Tuesday 12 March 2013

Bordeaux 2010 Revisited


The benefit of penning down one's thoughts is the ability to view snapshots of the past. Looking back at my notes written two years back during the Bordeaux 2010 en primeur, I wondered then if prices would rise or fall coming on the back of another stellar vintage. Those who had the stomach to ride the fine wine roller coaster would be heartened by a report in The Business Times indicating a rally as interest returned after a steep decline during the financial crisis. The price of a case of Château Latour 2010 traded for £10,994 on Liv-ex in late February according to the report, still down slightly from the £12,500 at which it traded soon after release in 2011. Latour of course has also made headlines by pulling out of the en primeur market altogether. 

The Union des Grand Crus was in Singapore on the 23rd of February to present the 2010 vintage. The organisation was flawlessly handled by Ch'ng Poh Tiong and his team from The Wine Review - no small feat given the number of visitors and chateau representatives present. There was a good cross section of Bordeaux appellations among the 80 participating chateaux, including Graves, Pessac-Léognan, St-Émilion, Pomerol, Margaux, St-Julien, Pauillac, St-Estèphe and the somewhat less prestigious Médoc, Haut-Médoc and Moulis appellations (although these last three do offer excellent value for money). Barsac and Sauternes were present as well, the wines from these appellations being barrel samples still as they had not completed their aging in oak. 

Many members of the trade were there; distributors, sommeliers, writers, as well as a fair number of non-trade visitors. For the chateau representatives, black and red seemed to be the colours of the day... were they cashing in on the Chinese New Year spirit? Spittoons and bread were liberally spread throughout the room, efficiently emptied or filled as necessary.

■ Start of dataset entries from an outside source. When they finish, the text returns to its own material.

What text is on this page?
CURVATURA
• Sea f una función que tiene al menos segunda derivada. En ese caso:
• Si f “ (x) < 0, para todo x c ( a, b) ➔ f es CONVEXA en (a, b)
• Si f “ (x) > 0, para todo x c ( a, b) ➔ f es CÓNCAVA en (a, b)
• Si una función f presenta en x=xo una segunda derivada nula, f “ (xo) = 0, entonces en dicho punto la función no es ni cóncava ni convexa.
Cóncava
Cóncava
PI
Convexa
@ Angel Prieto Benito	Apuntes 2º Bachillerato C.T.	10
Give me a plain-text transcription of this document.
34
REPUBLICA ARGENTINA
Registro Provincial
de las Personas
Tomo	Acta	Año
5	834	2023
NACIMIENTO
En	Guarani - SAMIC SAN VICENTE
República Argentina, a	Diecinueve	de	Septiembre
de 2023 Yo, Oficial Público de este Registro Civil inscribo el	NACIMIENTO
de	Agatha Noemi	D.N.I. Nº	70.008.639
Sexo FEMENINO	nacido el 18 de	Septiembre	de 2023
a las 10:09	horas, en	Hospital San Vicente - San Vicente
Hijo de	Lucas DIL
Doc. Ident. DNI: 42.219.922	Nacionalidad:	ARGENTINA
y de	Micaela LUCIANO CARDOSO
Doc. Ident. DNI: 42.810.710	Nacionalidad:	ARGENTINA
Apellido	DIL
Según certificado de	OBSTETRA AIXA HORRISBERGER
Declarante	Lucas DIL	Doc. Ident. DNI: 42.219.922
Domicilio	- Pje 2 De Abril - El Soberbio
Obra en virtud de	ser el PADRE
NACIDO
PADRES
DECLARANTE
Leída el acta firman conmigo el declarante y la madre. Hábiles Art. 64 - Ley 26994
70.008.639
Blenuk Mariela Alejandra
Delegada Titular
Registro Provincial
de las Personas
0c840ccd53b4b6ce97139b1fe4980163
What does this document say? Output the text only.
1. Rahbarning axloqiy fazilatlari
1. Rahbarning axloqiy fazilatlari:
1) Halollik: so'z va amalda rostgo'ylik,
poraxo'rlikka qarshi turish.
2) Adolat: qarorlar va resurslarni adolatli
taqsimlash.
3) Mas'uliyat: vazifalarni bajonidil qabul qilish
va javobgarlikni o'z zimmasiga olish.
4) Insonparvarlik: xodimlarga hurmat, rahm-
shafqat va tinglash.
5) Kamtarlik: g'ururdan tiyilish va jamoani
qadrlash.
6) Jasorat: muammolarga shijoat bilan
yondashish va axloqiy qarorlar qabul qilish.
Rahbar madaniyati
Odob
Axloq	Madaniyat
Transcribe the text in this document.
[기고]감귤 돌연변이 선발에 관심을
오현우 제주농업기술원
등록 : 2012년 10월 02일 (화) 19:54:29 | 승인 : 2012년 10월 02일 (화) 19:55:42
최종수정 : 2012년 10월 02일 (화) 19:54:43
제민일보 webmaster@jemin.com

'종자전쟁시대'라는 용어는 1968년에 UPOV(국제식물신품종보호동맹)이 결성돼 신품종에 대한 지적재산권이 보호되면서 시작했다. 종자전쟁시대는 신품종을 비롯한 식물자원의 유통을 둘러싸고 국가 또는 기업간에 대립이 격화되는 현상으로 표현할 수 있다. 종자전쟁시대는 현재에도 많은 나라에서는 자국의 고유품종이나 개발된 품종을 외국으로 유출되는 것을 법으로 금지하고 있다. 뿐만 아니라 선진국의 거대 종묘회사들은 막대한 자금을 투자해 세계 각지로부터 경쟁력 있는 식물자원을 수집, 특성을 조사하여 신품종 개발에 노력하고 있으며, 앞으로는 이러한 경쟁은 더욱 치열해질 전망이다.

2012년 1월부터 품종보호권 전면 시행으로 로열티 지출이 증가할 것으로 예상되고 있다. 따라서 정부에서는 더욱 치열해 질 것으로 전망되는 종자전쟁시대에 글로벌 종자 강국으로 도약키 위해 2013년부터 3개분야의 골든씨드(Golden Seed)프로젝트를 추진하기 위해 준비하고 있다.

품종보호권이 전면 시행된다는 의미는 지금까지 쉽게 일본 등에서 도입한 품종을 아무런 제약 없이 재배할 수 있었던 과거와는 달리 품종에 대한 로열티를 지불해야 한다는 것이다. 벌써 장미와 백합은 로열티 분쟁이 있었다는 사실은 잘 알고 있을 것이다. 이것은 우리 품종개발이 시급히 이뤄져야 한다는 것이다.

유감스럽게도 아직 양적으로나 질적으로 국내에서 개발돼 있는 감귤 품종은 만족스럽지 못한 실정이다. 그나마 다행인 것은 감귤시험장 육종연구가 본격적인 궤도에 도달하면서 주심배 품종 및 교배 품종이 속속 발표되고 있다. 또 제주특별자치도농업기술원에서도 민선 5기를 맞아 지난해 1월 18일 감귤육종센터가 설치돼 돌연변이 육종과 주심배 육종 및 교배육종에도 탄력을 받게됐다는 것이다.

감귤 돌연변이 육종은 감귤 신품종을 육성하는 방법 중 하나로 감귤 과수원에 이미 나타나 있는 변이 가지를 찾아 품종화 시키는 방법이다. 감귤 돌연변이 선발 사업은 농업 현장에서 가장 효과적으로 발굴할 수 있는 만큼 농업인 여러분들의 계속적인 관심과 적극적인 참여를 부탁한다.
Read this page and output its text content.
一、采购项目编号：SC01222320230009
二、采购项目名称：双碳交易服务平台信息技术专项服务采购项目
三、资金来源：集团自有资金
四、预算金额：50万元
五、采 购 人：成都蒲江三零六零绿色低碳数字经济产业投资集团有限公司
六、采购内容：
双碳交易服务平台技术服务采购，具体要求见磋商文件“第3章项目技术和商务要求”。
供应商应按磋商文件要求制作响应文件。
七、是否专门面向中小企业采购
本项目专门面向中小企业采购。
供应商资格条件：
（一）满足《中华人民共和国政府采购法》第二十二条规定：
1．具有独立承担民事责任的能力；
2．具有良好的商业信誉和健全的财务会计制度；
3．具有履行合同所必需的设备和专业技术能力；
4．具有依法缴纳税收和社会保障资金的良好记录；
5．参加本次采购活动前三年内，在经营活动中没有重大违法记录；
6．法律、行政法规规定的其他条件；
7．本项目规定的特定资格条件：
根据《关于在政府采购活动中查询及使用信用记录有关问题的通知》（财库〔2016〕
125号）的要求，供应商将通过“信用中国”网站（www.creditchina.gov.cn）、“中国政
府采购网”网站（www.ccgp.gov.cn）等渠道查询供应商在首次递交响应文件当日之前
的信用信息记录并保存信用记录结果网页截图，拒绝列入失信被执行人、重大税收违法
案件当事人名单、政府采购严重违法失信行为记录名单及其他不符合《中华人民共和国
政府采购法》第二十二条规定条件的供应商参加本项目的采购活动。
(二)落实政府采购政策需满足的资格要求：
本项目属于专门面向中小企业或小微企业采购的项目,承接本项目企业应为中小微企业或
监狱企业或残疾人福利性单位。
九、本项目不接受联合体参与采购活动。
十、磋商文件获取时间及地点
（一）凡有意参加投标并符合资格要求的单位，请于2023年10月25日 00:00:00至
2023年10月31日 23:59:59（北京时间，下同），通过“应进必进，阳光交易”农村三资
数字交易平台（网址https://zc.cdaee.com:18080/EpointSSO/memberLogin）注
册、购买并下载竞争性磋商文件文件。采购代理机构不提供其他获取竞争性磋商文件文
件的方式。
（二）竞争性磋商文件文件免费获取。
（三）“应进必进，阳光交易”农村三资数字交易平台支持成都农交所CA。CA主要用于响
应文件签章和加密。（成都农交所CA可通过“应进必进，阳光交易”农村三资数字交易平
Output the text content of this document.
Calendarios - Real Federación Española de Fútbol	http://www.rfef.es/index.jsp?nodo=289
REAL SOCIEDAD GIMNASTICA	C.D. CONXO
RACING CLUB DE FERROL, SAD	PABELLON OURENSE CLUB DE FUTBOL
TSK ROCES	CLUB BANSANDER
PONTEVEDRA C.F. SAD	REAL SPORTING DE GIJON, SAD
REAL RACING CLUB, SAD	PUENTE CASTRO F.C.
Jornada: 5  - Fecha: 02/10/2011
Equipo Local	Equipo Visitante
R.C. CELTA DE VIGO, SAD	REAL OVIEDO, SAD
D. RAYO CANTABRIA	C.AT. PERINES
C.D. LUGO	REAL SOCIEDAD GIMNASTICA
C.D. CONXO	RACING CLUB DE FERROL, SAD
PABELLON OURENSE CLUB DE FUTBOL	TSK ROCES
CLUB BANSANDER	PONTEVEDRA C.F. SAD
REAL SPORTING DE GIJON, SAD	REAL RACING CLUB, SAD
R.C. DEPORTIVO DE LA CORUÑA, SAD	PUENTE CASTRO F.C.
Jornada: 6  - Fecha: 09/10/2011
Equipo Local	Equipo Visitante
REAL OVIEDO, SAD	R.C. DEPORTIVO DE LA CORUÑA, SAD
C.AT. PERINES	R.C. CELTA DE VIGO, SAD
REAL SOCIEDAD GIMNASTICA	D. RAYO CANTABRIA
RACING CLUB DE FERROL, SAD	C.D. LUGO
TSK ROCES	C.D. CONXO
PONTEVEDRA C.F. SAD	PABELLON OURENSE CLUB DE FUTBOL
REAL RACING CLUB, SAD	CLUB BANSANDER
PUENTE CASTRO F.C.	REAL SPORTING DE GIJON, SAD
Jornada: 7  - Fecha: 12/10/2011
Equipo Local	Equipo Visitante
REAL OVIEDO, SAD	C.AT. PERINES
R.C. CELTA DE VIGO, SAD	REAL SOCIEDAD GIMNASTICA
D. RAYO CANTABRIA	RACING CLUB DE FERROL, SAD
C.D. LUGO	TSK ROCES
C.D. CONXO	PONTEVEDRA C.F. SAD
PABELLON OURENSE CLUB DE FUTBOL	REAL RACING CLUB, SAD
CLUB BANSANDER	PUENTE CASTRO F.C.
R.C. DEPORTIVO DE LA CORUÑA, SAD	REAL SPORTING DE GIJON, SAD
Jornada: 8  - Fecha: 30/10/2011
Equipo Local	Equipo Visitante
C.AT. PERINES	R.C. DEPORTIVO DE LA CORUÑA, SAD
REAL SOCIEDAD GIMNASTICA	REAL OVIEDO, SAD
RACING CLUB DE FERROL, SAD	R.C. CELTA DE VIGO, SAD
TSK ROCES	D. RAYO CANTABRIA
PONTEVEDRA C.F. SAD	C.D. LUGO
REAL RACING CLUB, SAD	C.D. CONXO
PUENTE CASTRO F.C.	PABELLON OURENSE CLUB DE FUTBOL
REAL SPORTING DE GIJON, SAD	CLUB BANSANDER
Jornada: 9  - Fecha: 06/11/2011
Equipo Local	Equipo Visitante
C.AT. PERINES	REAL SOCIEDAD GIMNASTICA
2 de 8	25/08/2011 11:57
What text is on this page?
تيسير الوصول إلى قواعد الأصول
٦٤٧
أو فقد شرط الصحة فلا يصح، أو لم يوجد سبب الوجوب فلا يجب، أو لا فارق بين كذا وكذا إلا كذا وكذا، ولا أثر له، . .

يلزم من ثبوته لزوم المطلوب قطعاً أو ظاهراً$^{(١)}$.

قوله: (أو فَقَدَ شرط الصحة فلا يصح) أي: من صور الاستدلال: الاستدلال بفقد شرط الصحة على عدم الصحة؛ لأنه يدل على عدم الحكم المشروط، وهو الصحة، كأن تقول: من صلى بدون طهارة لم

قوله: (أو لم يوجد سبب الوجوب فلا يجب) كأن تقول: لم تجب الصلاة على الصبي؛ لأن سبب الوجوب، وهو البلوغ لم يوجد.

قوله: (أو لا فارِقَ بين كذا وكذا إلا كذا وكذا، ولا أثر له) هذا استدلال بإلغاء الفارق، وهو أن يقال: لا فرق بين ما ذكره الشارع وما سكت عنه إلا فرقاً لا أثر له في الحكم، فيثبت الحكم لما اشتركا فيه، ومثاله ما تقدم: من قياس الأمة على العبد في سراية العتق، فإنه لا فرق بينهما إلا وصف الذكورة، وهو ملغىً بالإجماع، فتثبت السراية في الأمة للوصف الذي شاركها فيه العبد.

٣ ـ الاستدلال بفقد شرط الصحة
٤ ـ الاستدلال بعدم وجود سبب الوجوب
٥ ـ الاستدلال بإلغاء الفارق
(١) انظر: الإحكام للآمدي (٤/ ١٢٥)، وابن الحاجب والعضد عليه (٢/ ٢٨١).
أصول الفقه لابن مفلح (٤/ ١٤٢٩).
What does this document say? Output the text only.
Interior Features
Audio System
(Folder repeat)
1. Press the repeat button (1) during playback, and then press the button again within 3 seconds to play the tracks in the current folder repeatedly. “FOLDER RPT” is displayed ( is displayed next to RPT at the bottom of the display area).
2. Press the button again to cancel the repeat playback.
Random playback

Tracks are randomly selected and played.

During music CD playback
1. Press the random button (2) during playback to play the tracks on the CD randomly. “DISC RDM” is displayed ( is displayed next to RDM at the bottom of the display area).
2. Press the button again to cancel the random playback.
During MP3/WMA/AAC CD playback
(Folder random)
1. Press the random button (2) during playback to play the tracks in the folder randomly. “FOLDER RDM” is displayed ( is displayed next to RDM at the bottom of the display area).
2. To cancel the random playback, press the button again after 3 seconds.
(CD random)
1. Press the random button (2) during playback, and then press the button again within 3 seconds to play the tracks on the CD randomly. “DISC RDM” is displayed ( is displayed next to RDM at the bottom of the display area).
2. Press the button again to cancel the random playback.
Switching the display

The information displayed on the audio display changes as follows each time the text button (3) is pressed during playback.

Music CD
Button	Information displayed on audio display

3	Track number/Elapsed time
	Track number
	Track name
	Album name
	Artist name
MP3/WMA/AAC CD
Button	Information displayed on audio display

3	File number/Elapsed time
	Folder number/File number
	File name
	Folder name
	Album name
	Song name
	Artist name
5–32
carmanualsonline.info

My general impression of the vintage is that it is still extremely young. While the 2009s are already charming, plump and full of juicy fruit, the 2010s are still tannic with many of them displaying noticeable alcohol (especially the wines from St-Émilion). There is plenty of power and concentration though. The sweet wines from Barsac and Sauternes on the other hand were lovely to drink due to the lush tropical fruit character, fresh acids and plenty of residual sugar. Clinton Ang, Managing Director of Hock Tong Bee Pte Ltd commented on the wines, "Some are approachable, some are too early to drink but they show potential, with good fruit concentration. A classic style."

A selection of my personal favourites as follows:

Château Carbonnieux (Pessac-Léognan) - 65% Sauvignon Blanc and remainder Semillon. Citrus, starfruit and guava notes with lovely minerality underpinned by a slightly oaky note. Well structured with high acidity supporting balanced fruit. 

Château Climens (Barsac) - A really classic Sauternes. Pure and unctuous yet maintains incredible freshness. Pronounced intensity both on nose and palate with barley sugar, apricots and honey. A superbly long finish.

Château La Tour Figeac (St-Émilion) - Loads of ripe black fruit. Warm and fleshy but wears the alcohol well. Approachable now. 

Château Le Bon Pasteur (Pomerol) - Quite unique... lots of expensive oak character. Toasty with clay and mint notes.  Not a hint of green here. 

Château La Lagune (Haut-Médoc) - Winemaker Caroline Frey continues to work her magic. Elegant and complex, with ripe dark fruit, cedar, underbrush and dark chocolate notes. Hint of blueberry. Oak is well-integrated.